When I showed these pictures to my family, nobody cared. I was shocked when I saw these photos, either my family is desensitized or that they are too American to care anymore. I was not there, but I read about it in history books and, saw movies on the “War” but I knew there was more to it than that, this site has showed me more than any history book, thank you!
Such a shame..
It seems to me, many of us are lost. Or have lost the connection with our dearest homeland. So many years in America have made it just a distant memory. I admit, my feelings of Vietnam is unclear. It’s funny how I have so much connecting me to something I can barely remember. At times, I don’t want to remember. But now, as I become older, I know: I am a part of Vietnam. There’s no denying it.
I admit, I don’t remember much nor know much of my own homeland. And yes, that is indeed sad. But I love it and honor it. Because I know I am a part of it. These photos remind me of it. It allows me to trace my roots, the homeland I’ve never known… There are no exploitations. Just a medium for someone like me, to trace her homeland.

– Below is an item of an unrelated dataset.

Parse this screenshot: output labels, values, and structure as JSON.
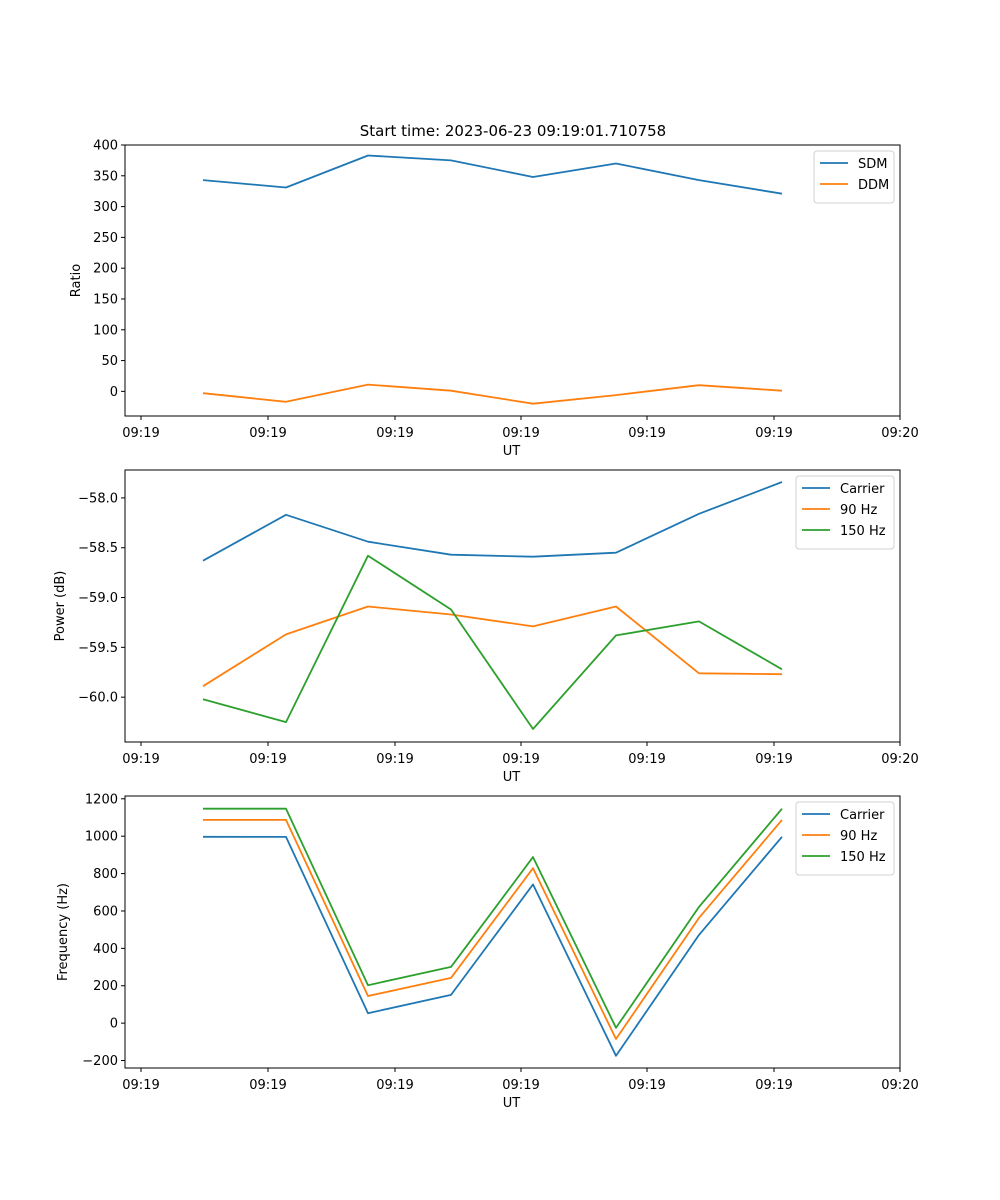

I am missing out on so much…
The never forgotten homeland…
… Vietnam maybe a place of poverty, hunger, and lack of education, but my people never stopped caring for their elders and families…Vietnam, a country where people suffering from poverty, still caring for their elders and make use of what they have no matter the outcome. I never returned to Vietnam, but soon in the near future…The war is over, all the wars are over, people must learn the truth, respect their country. As long as Vietnamese blood flows through us, our homeland should not be forgotten.
My people and my country
I miss them: my people and my country…I miss them a lot. I miss the faces of those people who have the same color of skin and hair, and the blood stream. Sensitive… I miss the scenery… of the temples, churches, schools, and small houses. There is no electric, and no telephone. What a life. However, the people are sweet and the scenery is wonderful. I never and ever have an opportunity here to go to see moon when it’s full and listen to the conversation of nature: trees, insects, stars… They are talking to us, to themselve. I wonder when could I do that again. Here, today, with this portfolio, I go back Vietnam without taking a plane. I go back to the memory which emerged in me for twenty years, and still on… I wish I could see more of those… Thanks so much.